Organizational simplicity. Fast execution. Clear responsibilities. Fluid teams. Agile planning practices. Companies in every field are rushing to make these organizational changes to compete in today’s marketplace. But one industry that has been lagging more than most – heavy industry – is using innovative ideas borrowed from the tech sector to bolster performance and respond to increased environmental rules and the need for further cost savings.
What one global chemical company is doing to create agility in its R&D operation offers an inside look at the beneficial impacts such organizational makeovers trigger for not just this industry, but others as well. The company believed it could speed project execution and save a bundle in the process via its 100-plus member process-improvement R&D team.
Projects that once took months to move from idea to initiation now just take days and, in general, are 75 percent faster. Rapid coaching of the R&D team sparked daily improvements. Delegated decision-making replaced the common “hurry up and wait” culture. A seismic benefit: The first agile R&D team doubled its productivity while – in just five weeks – it identified $150 million in potential annual savings. Since then, identified savings have more than doubled as more R&D teams have made the transition to agile.
Projects that once took months to move from idea to initiation now just take days and, in general, are 75 percent faster.
As the backdrop, most R&D team members were chemical engineers with PhDs who spent much of their time alone in their respective offices. Many knew their plant’s front-end processes but had no clue about its back-end troubles. Interaction with internal business customers – and each other – was inadequate, leading to delays and rework. And their time was split across multiple projects that led to inefficient multitasking and lack of accountability.
The transformation developed through the department leaders, who handpicked team members, making sure the team reflected different age groups and behaviors. Everyone got a brief training on the agile concept.
The team applied Scrum – an agile methodology developed by the tech industry for rapid, iterative software development with a “test and learn” mindset. It adopted one-week “sprints” to identify high-value process improvements in the plants, and each week, it held reviews with internal business customers to iterate end products. Accountability was instilled through complete team ownership of the project and peer pressure. Plus, the team got instant feedback about performance.

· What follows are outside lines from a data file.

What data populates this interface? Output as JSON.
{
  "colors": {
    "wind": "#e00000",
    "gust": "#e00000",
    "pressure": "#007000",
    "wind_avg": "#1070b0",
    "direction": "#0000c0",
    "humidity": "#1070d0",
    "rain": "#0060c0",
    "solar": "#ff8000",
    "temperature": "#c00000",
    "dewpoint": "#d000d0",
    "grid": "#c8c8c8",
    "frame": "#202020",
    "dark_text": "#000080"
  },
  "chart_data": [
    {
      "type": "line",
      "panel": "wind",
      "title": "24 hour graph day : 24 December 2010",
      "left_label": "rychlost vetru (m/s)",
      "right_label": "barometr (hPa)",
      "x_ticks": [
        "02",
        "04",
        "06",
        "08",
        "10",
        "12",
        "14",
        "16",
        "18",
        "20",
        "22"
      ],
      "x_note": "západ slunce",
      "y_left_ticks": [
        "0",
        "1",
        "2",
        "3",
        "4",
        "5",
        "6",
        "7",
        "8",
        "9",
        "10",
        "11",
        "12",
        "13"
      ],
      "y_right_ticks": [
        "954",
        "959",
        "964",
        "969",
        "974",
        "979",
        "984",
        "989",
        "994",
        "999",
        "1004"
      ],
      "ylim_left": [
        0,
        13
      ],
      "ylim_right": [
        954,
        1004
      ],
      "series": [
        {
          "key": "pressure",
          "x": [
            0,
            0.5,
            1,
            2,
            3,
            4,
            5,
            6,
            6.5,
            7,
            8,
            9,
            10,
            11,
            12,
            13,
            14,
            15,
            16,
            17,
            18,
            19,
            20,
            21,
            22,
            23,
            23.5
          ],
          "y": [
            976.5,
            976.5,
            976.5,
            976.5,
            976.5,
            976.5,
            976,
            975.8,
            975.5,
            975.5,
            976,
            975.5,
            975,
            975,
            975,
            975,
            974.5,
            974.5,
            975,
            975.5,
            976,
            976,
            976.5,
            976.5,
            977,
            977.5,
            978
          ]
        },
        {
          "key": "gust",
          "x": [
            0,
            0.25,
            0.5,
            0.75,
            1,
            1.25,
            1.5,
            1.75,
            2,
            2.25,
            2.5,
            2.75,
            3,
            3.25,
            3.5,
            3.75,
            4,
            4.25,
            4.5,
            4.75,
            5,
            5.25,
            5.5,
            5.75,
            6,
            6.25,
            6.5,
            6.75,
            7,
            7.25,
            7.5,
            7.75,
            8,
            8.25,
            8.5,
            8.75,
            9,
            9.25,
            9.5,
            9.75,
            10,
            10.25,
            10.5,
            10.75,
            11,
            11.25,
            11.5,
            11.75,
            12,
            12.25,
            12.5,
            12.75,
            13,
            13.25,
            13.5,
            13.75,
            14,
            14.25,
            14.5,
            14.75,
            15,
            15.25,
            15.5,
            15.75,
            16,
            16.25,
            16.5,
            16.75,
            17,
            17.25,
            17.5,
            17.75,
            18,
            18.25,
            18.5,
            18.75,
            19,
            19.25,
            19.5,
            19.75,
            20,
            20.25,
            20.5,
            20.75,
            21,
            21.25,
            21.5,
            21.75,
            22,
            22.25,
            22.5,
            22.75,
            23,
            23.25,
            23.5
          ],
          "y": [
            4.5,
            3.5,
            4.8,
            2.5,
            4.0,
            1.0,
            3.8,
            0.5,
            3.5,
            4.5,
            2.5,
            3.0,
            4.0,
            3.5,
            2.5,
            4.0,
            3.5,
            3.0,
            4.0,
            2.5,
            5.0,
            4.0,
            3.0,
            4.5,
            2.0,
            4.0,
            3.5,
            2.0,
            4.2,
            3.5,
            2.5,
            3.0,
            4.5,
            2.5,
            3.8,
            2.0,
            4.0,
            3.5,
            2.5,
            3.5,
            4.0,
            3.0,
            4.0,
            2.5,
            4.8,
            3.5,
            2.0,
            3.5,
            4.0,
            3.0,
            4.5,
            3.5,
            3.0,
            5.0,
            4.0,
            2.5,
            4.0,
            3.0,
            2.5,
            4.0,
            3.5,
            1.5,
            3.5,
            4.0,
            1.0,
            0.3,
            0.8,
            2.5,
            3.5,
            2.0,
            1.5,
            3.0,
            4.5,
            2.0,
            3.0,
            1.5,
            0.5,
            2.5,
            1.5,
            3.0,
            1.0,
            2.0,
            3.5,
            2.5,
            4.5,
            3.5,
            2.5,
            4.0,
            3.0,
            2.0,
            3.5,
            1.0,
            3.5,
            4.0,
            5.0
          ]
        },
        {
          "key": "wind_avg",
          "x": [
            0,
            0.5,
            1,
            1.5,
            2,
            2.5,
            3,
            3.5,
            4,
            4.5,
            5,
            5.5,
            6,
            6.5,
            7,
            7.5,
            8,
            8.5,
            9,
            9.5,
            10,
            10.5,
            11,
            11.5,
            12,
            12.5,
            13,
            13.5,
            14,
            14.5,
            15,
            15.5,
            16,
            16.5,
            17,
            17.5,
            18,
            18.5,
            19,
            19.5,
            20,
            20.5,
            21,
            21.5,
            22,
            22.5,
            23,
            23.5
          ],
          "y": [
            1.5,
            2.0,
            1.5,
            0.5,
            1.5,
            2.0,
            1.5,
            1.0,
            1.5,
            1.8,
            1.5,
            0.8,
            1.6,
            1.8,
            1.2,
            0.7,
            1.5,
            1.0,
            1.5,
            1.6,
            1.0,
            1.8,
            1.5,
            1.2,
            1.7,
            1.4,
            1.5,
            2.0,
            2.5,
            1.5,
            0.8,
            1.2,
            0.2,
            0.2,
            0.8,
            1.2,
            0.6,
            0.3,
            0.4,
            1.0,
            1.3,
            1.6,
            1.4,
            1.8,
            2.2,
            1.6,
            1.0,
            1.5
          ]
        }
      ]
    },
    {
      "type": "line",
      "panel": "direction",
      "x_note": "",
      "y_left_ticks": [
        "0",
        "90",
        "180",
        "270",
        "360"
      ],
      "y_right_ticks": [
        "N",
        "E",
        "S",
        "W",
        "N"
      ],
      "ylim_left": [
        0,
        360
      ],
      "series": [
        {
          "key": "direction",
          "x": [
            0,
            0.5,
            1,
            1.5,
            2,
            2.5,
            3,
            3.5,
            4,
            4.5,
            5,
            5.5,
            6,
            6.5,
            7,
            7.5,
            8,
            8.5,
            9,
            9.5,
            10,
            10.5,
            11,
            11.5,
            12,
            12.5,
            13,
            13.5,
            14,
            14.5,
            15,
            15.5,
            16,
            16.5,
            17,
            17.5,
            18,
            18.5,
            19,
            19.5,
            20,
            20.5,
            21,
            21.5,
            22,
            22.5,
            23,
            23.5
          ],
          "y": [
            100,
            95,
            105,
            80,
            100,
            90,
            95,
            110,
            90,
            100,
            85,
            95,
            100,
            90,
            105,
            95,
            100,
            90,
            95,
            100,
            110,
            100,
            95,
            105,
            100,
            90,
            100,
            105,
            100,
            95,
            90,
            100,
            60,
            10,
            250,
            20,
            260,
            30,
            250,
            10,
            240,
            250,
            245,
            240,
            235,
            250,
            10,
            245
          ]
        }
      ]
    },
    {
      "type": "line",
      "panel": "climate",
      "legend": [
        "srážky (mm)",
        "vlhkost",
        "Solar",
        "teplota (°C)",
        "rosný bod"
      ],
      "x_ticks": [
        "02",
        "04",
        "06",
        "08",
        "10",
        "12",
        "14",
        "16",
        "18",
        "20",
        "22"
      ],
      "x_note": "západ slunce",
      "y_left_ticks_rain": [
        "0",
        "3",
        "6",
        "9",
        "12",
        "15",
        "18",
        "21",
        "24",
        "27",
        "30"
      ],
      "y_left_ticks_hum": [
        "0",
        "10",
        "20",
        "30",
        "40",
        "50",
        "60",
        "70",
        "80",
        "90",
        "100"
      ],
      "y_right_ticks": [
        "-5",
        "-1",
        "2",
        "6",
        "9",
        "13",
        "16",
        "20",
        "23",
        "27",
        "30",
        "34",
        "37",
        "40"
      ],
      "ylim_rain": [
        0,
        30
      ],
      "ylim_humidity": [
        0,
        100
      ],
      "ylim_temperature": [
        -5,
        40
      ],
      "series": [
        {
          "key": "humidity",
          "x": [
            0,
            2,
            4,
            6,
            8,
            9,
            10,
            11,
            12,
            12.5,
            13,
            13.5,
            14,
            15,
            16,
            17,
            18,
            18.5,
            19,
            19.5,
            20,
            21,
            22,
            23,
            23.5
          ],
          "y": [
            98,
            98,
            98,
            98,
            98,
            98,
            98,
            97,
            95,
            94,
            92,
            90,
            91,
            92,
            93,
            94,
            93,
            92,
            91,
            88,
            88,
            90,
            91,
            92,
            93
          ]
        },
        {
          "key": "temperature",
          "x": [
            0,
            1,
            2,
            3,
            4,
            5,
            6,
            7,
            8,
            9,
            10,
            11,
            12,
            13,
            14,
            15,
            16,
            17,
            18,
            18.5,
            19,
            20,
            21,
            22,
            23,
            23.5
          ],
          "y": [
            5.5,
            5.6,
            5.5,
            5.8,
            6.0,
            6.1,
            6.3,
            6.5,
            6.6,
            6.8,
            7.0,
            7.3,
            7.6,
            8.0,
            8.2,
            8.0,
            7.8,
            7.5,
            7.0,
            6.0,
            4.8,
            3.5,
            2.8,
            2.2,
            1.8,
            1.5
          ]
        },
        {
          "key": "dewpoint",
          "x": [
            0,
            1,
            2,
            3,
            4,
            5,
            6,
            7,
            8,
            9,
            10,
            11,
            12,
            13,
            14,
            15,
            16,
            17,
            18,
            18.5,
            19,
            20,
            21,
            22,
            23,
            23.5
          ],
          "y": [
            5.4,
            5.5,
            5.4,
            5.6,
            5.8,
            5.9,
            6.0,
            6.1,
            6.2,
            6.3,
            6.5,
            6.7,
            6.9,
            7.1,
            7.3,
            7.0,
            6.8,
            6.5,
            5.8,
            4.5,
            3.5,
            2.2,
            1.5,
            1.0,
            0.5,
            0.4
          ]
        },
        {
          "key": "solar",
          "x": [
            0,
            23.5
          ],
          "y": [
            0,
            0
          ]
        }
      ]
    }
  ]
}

This was also essential to meet the team’s personal needs. They were used to working independently with vastly differing schedules. We set a 9 a.m. to 3 p.m. schedule for Monday to Thursday to account for personal needs such as child drop-off and pick-up, and Friday was open for them to handle non-project related work. But importantly, during 9 a.m. to 3 p.m. Monday to Thursday, they were 100 percent dedicated to the Scrum team with no exceptions.
Of course, challenges exist that can stymie success. Principally, leaders and employees must develop new mindsets and capabilities that can differ markedly from before. And leaders must manage on output – defining the goal – rather than input, or giving the task.
Highly agile leaders and teams realize that change is constant and adopting to a turbulent global environment is part of the future. Understanding the realities that organizations need to adapt again and again means having intentional, proactive approaches to change. Continually scanning the organization’s environment, viewing challenges with fresh eyes and a willingness to rethink past assumptions, is the path forward to future success.